By this time he had produced a platter of sandwiches and canopés left over from a banking soiree, where he had been working as a caterer.

“I talked to the kitchen staff, who were about to throw it all away.”

I cast my eyes over the heap of smoked salmon and cucumber, parmaham and mozzarella and blue cheese sandwiches.

“The rich bastards didn’t eat a thing.”

From time to time, punctuating these expostulations, Jo would play a strain of painfully beautiful and melancholy music from his guitar. It sounded like music from the South of France, from the Romanies. He turned the collar up on his jacket. Even with the whisky the kitchen of number 10 Zilverhof was freezing.

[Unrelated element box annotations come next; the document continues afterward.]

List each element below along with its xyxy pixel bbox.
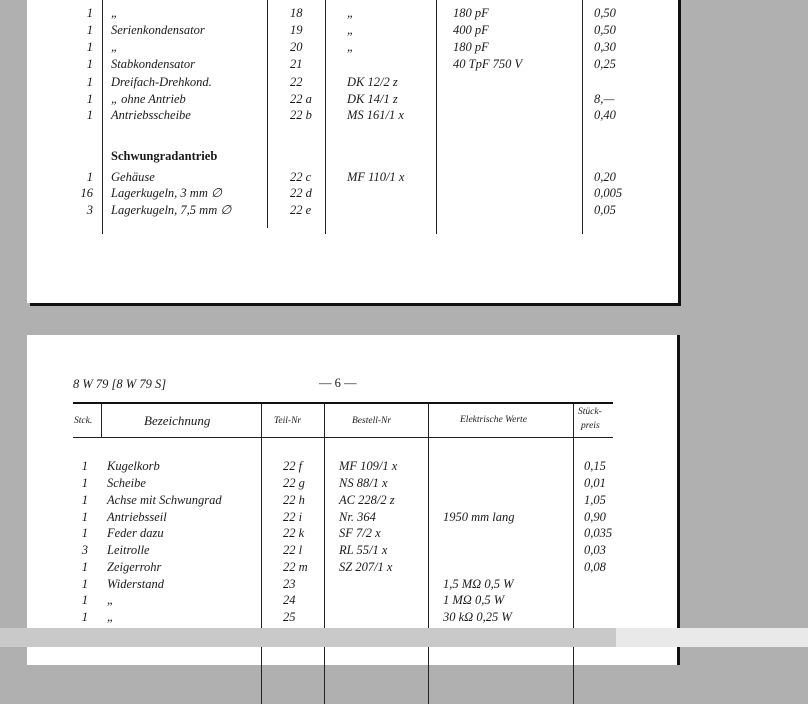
cell-elektrische-werte: 180 pF <box>453 40 489 54</box>
cell-stueckpreis: 0,50 <box>594 6 616 20</box>
cell-qty: 1 <box>86 92 93 106</box>
cell-bestell-nr: Nr. 364 <box>339 510 376 524</box>
cell-teil-nr: 22 e <box>290 203 312 217</box>
cell-stueckpreis: 0,40 <box>594 108 616 122</box>
cell-bestell-nr: MF 109/1 x <box>339 459 398 473</box>
cell-bezeichnung: Antriebsscheibe <box>111 108 191 122</box>
col-header-elektrische-werte: Elektrische Werte <box>460 415 527 425</box>
table-header-rule <box>73 437 613 438</box>
cell-qty: 1 <box>86 23 93 37</box>
cell-elektrische-werte: 30 kΩ 0,25 W <box>443 610 512 624</box>
col-header-bezeichnung: Bezeichnung <box>144 413 211 428</box>
cell-bestell-nr: RL 55/1 x <box>339 543 388 557</box>
cell-teil-nr: 22 f <box>283 459 303 473</box>
cell-qty: 3 <box>86 203 93 217</box>
cell-qty: 16 <box>80 186 93 200</box>
cell-qty: 1 <box>86 75 93 89</box>
cell-bezeichnung: Feder dazu <box>107 526 164 540</box>
cell-teil-nr: 22 g <box>283 476 305 490</box>
cell-bezeichnung: „ <box>111 6 118 20</box>
column-divider <box>573 404 574 704</box>
cell-teil-nr: 22 c <box>290 170 312 184</box>
cell-teil-nr: 22 a <box>290 92 312 106</box>
cell-elektrische-werte: 1 MΩ 0,5 W <box>443 593 505 607</box>
cell-teil-nr: 20 <box>290 40 303 54</box>
cell-qty: 1 <box>81 560 88 574</box>
cell-bestell-nr: „ <box>347 23 354 37</box>
cell-bezeichnung: Leitrolle <box>107 543 150 557</box>
cell-teil-nr: 23 <box>283 577 296 591</box>
cell-bezeichnung: Serienkondensator <box>111 23 205 37</box>
cell-bezeichnung: Widerstand <box>107 577 164 591</box>
cell-bezeichnung: Kugelkorb <box>107 459 160 473</box>
cell-stueckpreis: 0,005 <box>594 186 623 200</box>
col-header-bestell-nr: Bestell-Nr <box>352 416 392 426</box>
cell-bestell-nr: NS 88/1 x <box>339 476 388 490</box>
column-divider <box>325 0 326 234</box>
cell-qty: 1 <box>86 57 93 71</box>
cell-bestell-nr: „ <box>347 40 354 54</box>
document-page-upper <box>27 0 678 303</box>
cell-bezeichnung: Gehäuse <box>111 170 155 184</box>
column-divider <box>428 404 429 704</box>
cell-stueckpreis: 1,05 <box>584 493 606 507</box>
cell-qty: 1 <box>81 476 88 490</box>
cell-elektrische-werte: 1,5 MΩ 0,5 W <box>443 577 514 591</box>
cell-stueckpreis: 0,20 <box>594 170 616 184</box>
document-page-lower <box>27 335 677 665</box>
cell-bestell-nr: MS 161/1 x <box>347 108 404 122</box>
viewer-bottom-bar <box>0 628 616 647</box>
cell-bestell-nr: DK 12/2 z <box>347 75 398 89</box>
cell-bezeichnung: Scheibe <box>107 476 146 490</box>
cell-stueckpreis: 0,15 <box>584 459 606 473</box>
cell-stueckpreis: 0,50 <box>594 23 616 37</box>
cell-stueckpreis: 0,90 <box>584 510 606 524</box>
cell-stueckpreis: 0,05 <box>594 203 616 217</box>
cell-teil-nr: 24 <box>283 593 296 607</box>
cell-elektrische-werte: 40 TpF 750 V <box>453 57 523 71</box>
cell-teil-nr: 22 i <box>283 510 303 524</box>
page-number: — 6 — <box>319 376 357 390</box>
column-divider <box>324 404 325 704</box>
cell-bestell-nr: MF 110/1 x <box>347 170 405 184</box>
cell-bezeichnung: Achse mit Schwungrad <box>107 493 222 507</box>
cell-stueckpreis: 0,25 <box>594 57 616 71</box>
cell-bestell-nr: DK 14/1 z <box>347 92 398 106</box>
column-divider <box>436 0 437 234</box>
cell-teil-nr: 22 d <box>290 186 312 200</box>
viewer-bottom-bar-right <box>616 628 808 647</box>
cell-qty: 1 <box>81 593 88 607</box>
cell-stueckpreis: 8,— <box>594 92 615 106</box>
column-divider <box>267 0 268 228</box>
cell-qty: 1 <box>81 493 88 507</box>
cell-teil-nr: 22 b <box>290 108 312 122</box>
cell-bestell-nr: SZ 207/1 x <box>339 560 393 574</box>
cell-stueckpreis: 0,30 <box>594 40 616 54</box>
cell-qty: 1 <box>81 459 88 473</box>
cell-bestell-nr: AC 228/2 z <box>339 493 395 507</box>
cell-bezeichnung: Stabkondensator <box>111 57 196 71</box>
cell-teil-nr: 22 m <box>283 560 308 574</box>
column-divider <box>101 404 102 438</box>
cell-bezeichnung: Lagerkugeln, 7,5 mm ∅ <box>111 203 232 217</box>
column-divider <box>102 0 103 234</box>
col-header-stck: Stck. <box>74 416 93 426</box>
cell-qty: 1 <box>86 170 93 184</box>
cell-qty: 1 <box>86 6 93 20</box>
cell-stueckpreis: 0,035 <box>584 526 613 540</box>
col-header-teil-nr: Teil-Nr <box>274 416 302 426</box>
table-top-rule <box>73 402 613 404</box>
cell-qty: 3 <box>81 543 88 557</box>
cell-bestell-nr: SF 7/2 x <box>339 526 381 540</box>
cell-bezeichnung: Dreifach-Drehkond. <box>111 75 212 89</box>
cell-teil-nr: 21 <box>290 57 303 71</box>
page-header-model: 8 W 79 [8 W 79 S] <box>73 377 167 391</box>
cell-elektrische-werte: 400 pF <box>453 23 489 37</box>
cell-teil-nr: 18 <box>290 6 303 20</box>
cell-qty: 1 <box>81 610 88 624</box>
cell-bezeichnung: „ <box>107 593 114 607</box>
cell-teil-nr: 22 <box>290 75 303 89</box>
col-header-stueckpreis-2: preis <box>581 421 600 431</box>
cell-stueckpreis: 0,03 <box>584 543 606 557</box>
cell-bezeichnung: „ <box>111 40 118 54</box>
cell-teil-nr: 25 <box>283 610 296 624</box>
cell-qty: 1 <box>81 526 88 540</box>
cell-qty: 1 <box>81 577 88 591</box>
cell-teil-nr: 19 <box>290 23 303 37</box>
cell-bezeichnung: „ ohne Antrieb <box>111 92 186 106</box>
cell-teil-nr: 22 l <box>283 543 303 557</box>
cell-qty: 1 <box>86 40 93 54</box>
cell-bezeichnung: Lagerkugeln, 3 mm ∅ <box>111 186 222 200</box>
col-header-stueckpreis-1: Stück- <box>578 407 602 417</box>
column-divider <box>261 404 262 704</box>
cell-bezeichnung: Antriebsseil <box>107 510 167 524</box>
section-title: Schwungradantrieb <box>111 149 218 163</box>
cell-teil-nr: 22 k <box>283 526 305 540</box>
cell-elektrische-werte: 1950 mm lang <box>443 510 515 524</box>
cell-bezeichnung: Zeigerrohr <box>107 560 162 574</box>
cell-bezeichnung: „ <box>107 610 114 624</box>
cell-stueckpreis: 0,08 <box>584 560 606 574</box>
cell-bestell-nr: „ <box>347 6 354 20</box>
cell-stueckpreis: 0,01 <box>584 476 606 490</box>
cell-qty: 1 <box>81 510 88 524</box>
cell-teil-nr: 22 h <box>283 493 305 507</box>
column-divider <box>582 0 583 234</box>
cell-elektrische-werte: 180 pF <box>453 6 489 20</box>
cell-qty: 1 <box>86 108 93 122</box>
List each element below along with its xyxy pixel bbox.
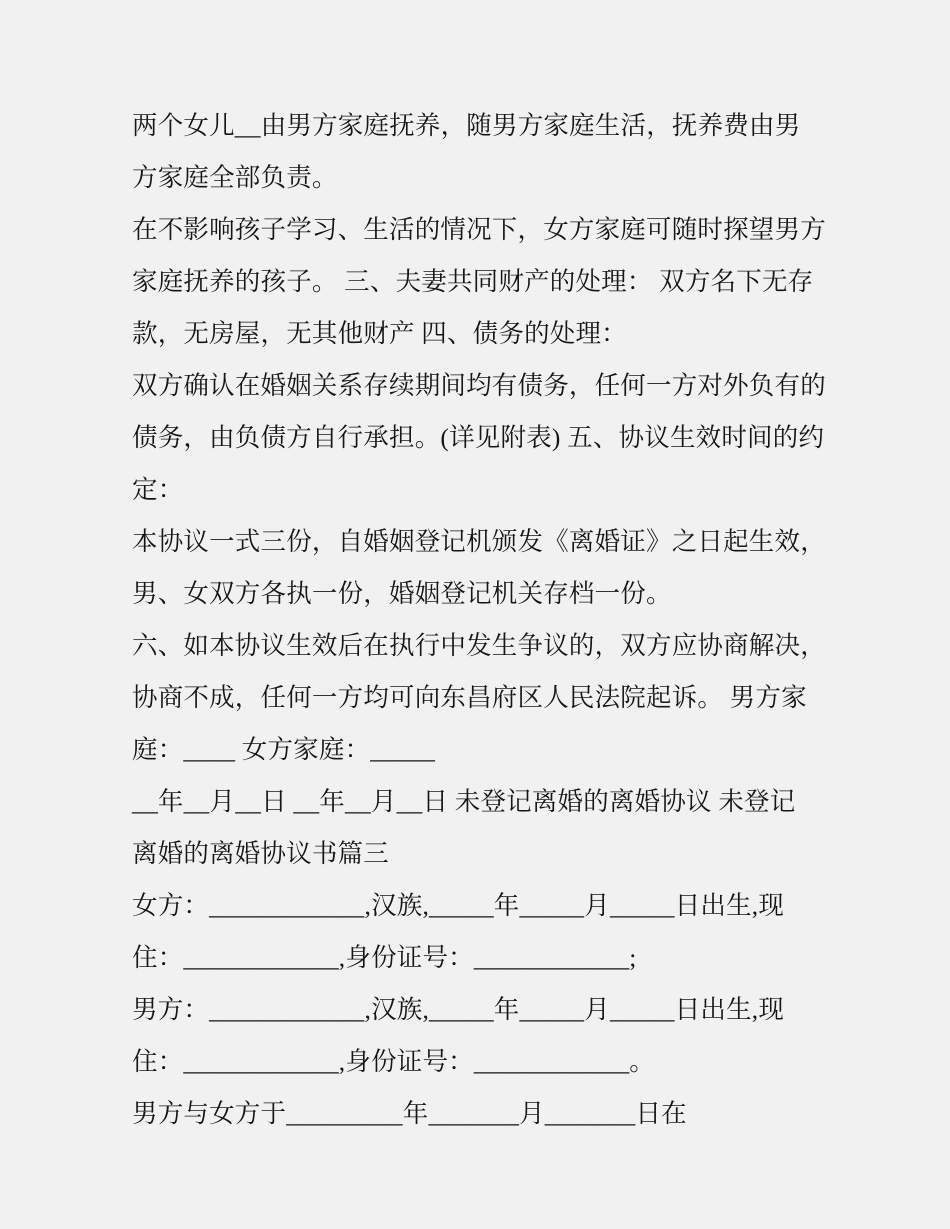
document-text-line: 双方确认在婚姻关系存续期间均有债务，任何一方对外负有的 [132,371,826,400]
document-text-line: 住：____________,身份证号：____________; [132,943,637,972]
document-text-line: 家庭抚养的孩子。 三、夫妻共同财产的处理： 双方名下无存 [132,267,814,296]
document-text-line: 在不影响孩子学习、生活的情况下，女方家庭可随时探望男方 [132,215,826,244]
document-text-line: 两个女儿__由男方家庭抚养，随男方家庭生活，抚养费由男 [132,111,801,140]
document-text-line: 男方与女方于_________年_______月_______日在 [132,1099,687,1128]
document-text-line: 男方：____________,汉族,_____年_____月_____日出生,现 [132,995,785,1024]
document-text-line: 六、如本协议生效后在执行中发生争议的，双方应协商解决， [132,631,826,660]
document-text-line: 本协议一式三份，自婚姻登记机颁发《离婚证》之日起生效， [132,527,826,556]
document-text-line: 住：____________,身份证号：____________。 [132,1047,655,1076]
document-text-line: 女方：____________,汉族,_____年_____月_____日出生,现 [132,891,785,920]
document-text-line: 方家庭全部负责。 [132,163,338,192]
document-text-line: 离婚的离婚协议书篇三 [132,839,390,868]
document-text-line: 定： [132,475,184,504]
document-text-block [132,100,832,1140]
document-text-line: 庭：____ 女方家庭：_____ [132,735,436,764]
document-text-line: __年__月__日 __年__月__日 未登记离婚的离婚协议 未登记 [132,787,796,816]
document-text-line: 男、女双方各执一份，婚姻登记机关存档一份。 [132,579,672,608]
document-text-line: 协商不成，任何一方均可向东昌府区人民法院起诉。 男方家 [132,683,807,712]
document-text-line: 款，无房屋，无其他财产 四、债务的处理： [132,319,627,348]
document-text-line: 债务，由负债方自行承担。(详见附表) 五、协议生效时间的约 [132,423,825,452]
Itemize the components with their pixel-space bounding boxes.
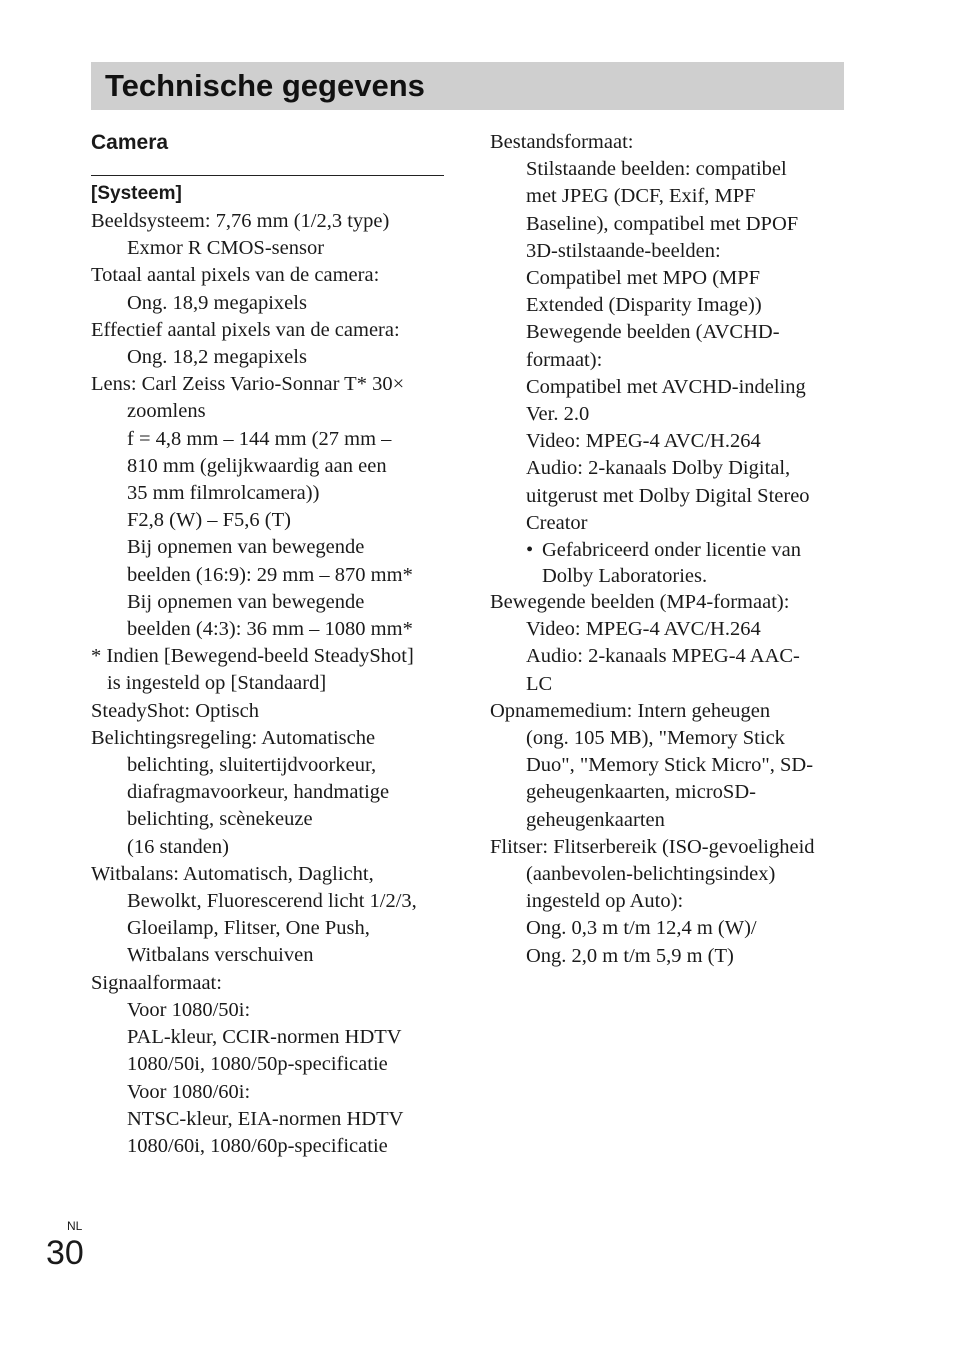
spec-value-line: PAL-kleur, CCIR-normen HDTV (127, 1026, 402, 1049)
spec-value-line: beelden (16:9): 29 mm – 870 mm* (127, 563, 413, 586)
left-column (91, 128, 451, 1160)
bullet-item (490, 537, 850, 563)
spec-label-line: Effectief aantal pixels van de camera: (91, 318, 400, 341)
page-number: 30 (46, 1234, 84, 1272)
spec-value-line: LC (526, 672, 553, 695)
spec-value-line: Compatibel met MPO (MPF (526, 267, 761, 290)
spec-label-line: Belichtingsregeling: Automatische (91, 726, 376, 749)
left-column-body (91, 208, 451, 1160)
spec-value-line: 1080/60i, 1080/60p-specificatie (127, 1134, 388, 1157)
spec-value-line: Duo", "Memory Stick Micro", SD- (526, 754, 814, 777)
spec-value-line: Video: MPEG-4 AVC/H.264 (526, 430, 761, 453)
spec-value-line: Bij opnemen van bewegende (127, 536, 365, 559)
spec-value-line: is ingesteld op [Standaard] (107, 672, 327, 695)
spec-value-line: ingesteld op Auto): (526, 890, 684, 913)
right-column-body (490, 129, 850, 970)
spec-value-line: Stilstaande beelden: compatibel (526, 158, 787, 181)
spec-value-line: Dolby Laboratories. (542, 565, 708, 588)
spec-label-line: Bestandsformaat: (490, 131, 634, 153)
spec-value-line: geheugenkaarten (526, 808, 665, 831)
spec-value-line: 35 mm filmrolcamera)) (127, 482, 320, 505)
spec-value-line: 1080/50i, 1080/50p-specificatie (127, 1053, 388, 1076)
spec-value-line: (aanbevolen-belichtingsindex) (526, 863, 776, 886)
spec-value-line: Ong. 0,3 m t/m 12,4 m (W)/ (526, 917, 757, 940)
spec-label-line: Bewegende beelden (MP4-formaat): (490, 591, 790, 614)
spec-value-line: Ver. 2.0 (526, 403, 590, 426)
spec-value-line: Bewolkt, Fluorescerend licht 1/2/3, (127, 890, 417, 913)
spec-value-line: belichting, scènekeuze (127, 808, 313, 831)
spec-label-line: Witbalans: Automatisch, Daglicht, (91, 862, 374, 885)
spec-label-line: Beeldsysteem: 7,76 mm (1/2,3 type) (91, 210, 390, 232)
spec-value-line: Exmor R CMOS-sensor (127, 237, 325, 260)
spec-value-line: uitgerust met Dolby Digital Stereo (526, 484, 810, 507)
spec-value-line: Audio: 2-kanaals MPEG-4 AAC- (526, 645, 800, 668)
spec-value-line: Gloeilamp, Flitser, One Push, (127, 917, 370, 940)
spec-label-line: Flitser: Flitserbereik (ISO-gevoeligheid (490, 835, 815, 858)
spec-value-line: belichting, sluitertijdvoorkeur, (127, 754, 377, 777)
spec-value-line: Ong. 18,2 megapixels (127, 346, 307, 369)
spec-value-line: Audio: 2-kanaals Dolby Digital, (526, 457, 791, 480)
page-title: Technische gegevens (105, 68, 425, 103)
title-bar (91, 62, 844, 110)
spec-value-line: Compatibel met AVCHD-indeling (526, 375, 806, 398)
spec-value-line: met JPEG (DCF, Exif, MPF (526, 185, 756, 208)
spec-value-line: NTSC-kleur, EIA-normen HDTV (127, 1107, 404, 1130)
spec-value-line: (ong. 105 MB), "Memory Stick (526, 727, 785, 750)
spec-label-line: * Indien [Bewegend-beeld SteadyShot] (91, 645, 414, 668)
spec-value-line: Ong. 18,9 megapixels (127, 291, 307, 314)
spec-value-line: beelden (4:3): 36 mm – 1080 mm* (127, 618, 413, 641)
section-heading: Camera (91, 131, 169, 154)
subsection-heading: [Systeem] (91, 175, 444, 207)
spec-label-line: Signaalformaat: (91, 971, 222, 994)
spec-label-line: Lens: Carl Zeiss Vario-Sonnar T* 30× (91, 373, 405, 396)
spec-label-line: Totaal aantal pixels van de camera: (91, 264, 380, 287)
page-language: NL (67, 1219, 83, 1233)
bullet-marker: • (526, 539, 534, 562)
spec-value-line: Bij opnemen van bewegende (127, 590, 365, 613)
spec-value-line: Video: MPEG-4 AVC/H.264 (526, 618, 761, 641)
spec-value-line: geheugenkaarten, microSD- (526, 781, 756, 804)
spec-value-line: Bewegende beelden (AVCHD- (526, 321, 780, 344)
spec-value-line: 810 mm (gelijkwaardig aan een (127, 454, 387, 477)
spec-value-line: zoomlens (127, 400, 206, 423)
spec-value-line: diafragmavoorkeur, handmatige (127, 781, 390, 804)
spec-value-line: 3D-stilstaande-beelden: (526, 239, 721, 262)
spec-value-line: Baseline), compatibel met DPOF (526, 212, 799, 235)
spec-value-line: F2,8 (W) – F5,6 (T) (127, 509, 291, 532)
spec-value-line: Extended (Disparity Image)) (526, 294, 762, 317)
spec-value-line: Ong. 2,0 m t/m 5,9 m (T) (526, 944, 734, 967)
spec-label-line: Opnamemedium: Intern geheugen (490, 699, 771, 722)
right-column (490, 129, 850, 970)
spec-value-line: formaat): (526, 348, 603, 371)
spec-label-line: SteadyShot: Optisch (91, 699, 259, 722)
spec-value-line: Witbalans verschuiven (127, 944, 314, 967)
spec-value-line: Voor 1080/50i: (127, 998, 251, 1021)
bullet-text: Gefabriceerd onder licentie van (542, 539, 801, 562)
spec-value-line: f = 4,8 mm – 144 mm (27 mm – (127, 427, 392, 450)
spec-value-line: Creator (526, 511, 588, 534)
spec-value-line: (16 standen) (127, 835, 229, 858)
spec-value-line: Voor 1080/60i: (127, 1080, 251, 1103)
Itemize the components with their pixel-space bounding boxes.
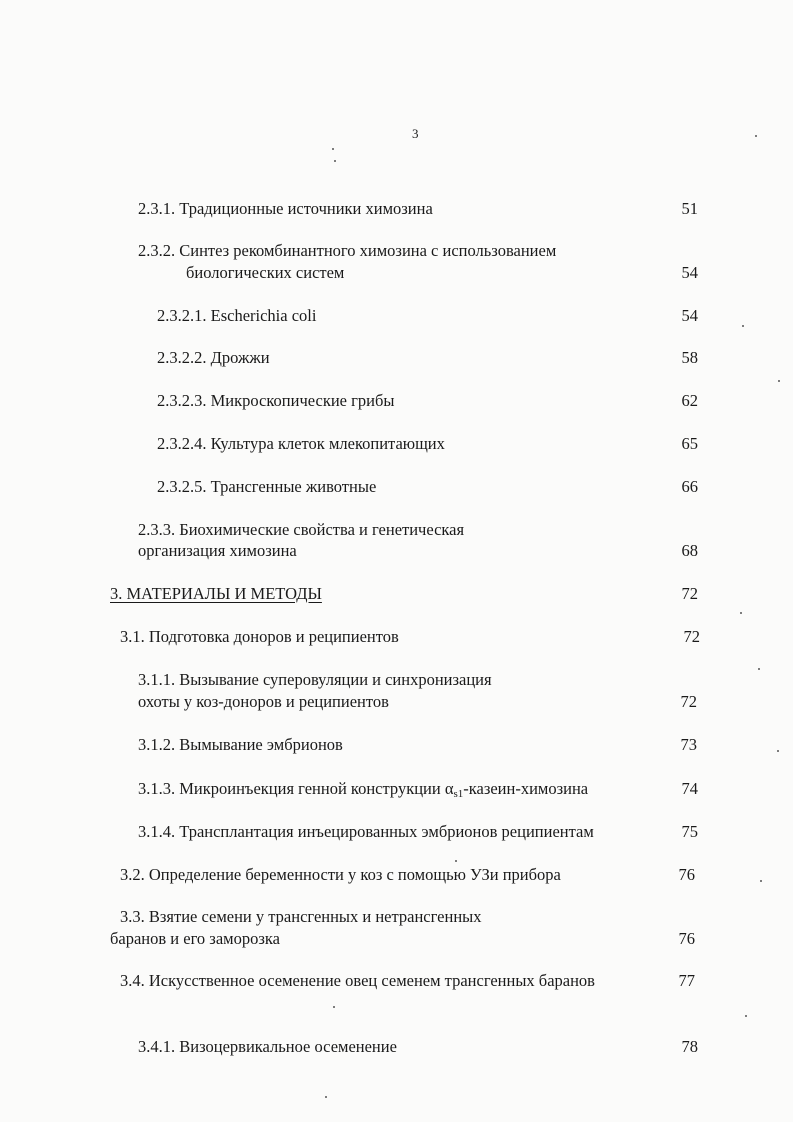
scan-speck bbox=[758, 668, 760, 670]
toc-entry-2-3-2-5-page: 66 bbox=[681, 477, 698, 496]
scan-speck bbox=[777, 750, 779, 752]
toc-entry-3-page: 72 bbox=[681, 584, 698, 603]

I glanced over the assembled company – the ring of men gathered together in a circle, deep in earnest conversation, rubbing their hands together against the cold.  Here we were: liberals, anarchists, workers, artists, foreigners railing against the status quo and cursing the rich. There was a timeless, almost archetypal quality to the words that were spoken. We could have been the bums from Cannery Row squatting in an abandoned house on the edge of town or the idealistic students that Flaubert parodies in Sentimental Education. Here we were: proud of our poverty, merry with liquor, comrades in arms. It felt that, with their warm words and hearts, they were defending a dream that had faded from the UK a long time ago: a liberal political system under threat and Belgium’s strong and proud socialist history.

“That is why we all have to march tomorrow,” said Michael finally.

“March?”

“Yes, haven’t you heard about it? There is going to be a great manifestation tomorrow, in Brussels. They say that a hundred thousand are expected to march, from all over Belgium.”

That’s the first time I heard the delicious misnomer, manifestation, so much more mystical and appropriate than protest.

“Yes, I want to go,” said Jo suddenly.

“You should,” replied Michael.

“Yes, we all should,” said Rolls beadily. “I would if I could, but I’m working. That’s how the system gets you. Work so you can’t march.” He laughed bitterly.

“All the syndicates from Ghent are meeting at St Pieters at nine tomorrow morning,” said Michael, “I am going with them.” Michael was talking about the Belgian trade unions – he now worked in a factory.

“If you come with us, there is a reduced train fare subsidized by the unions.”

“Alright, I’ll come,” said Jo suddenly, “but I don’t want to go alone.”

“I’ll come too,” I suddenly piped up. Enough words. “I have a day off tomorrow.”

“Me too,” said Jo and winked at me. As a street performer he has no fixed schedule. My heart pulsed with excitement, at last I had found someone as free as me; someone I could on adventures with at the drop of a hat.

“Alright, Zilverhof at 8.30 in the morning?” I said, full of revolutionary optimism. I was already near midnight.

And that was how our first rendez-vous was fixed.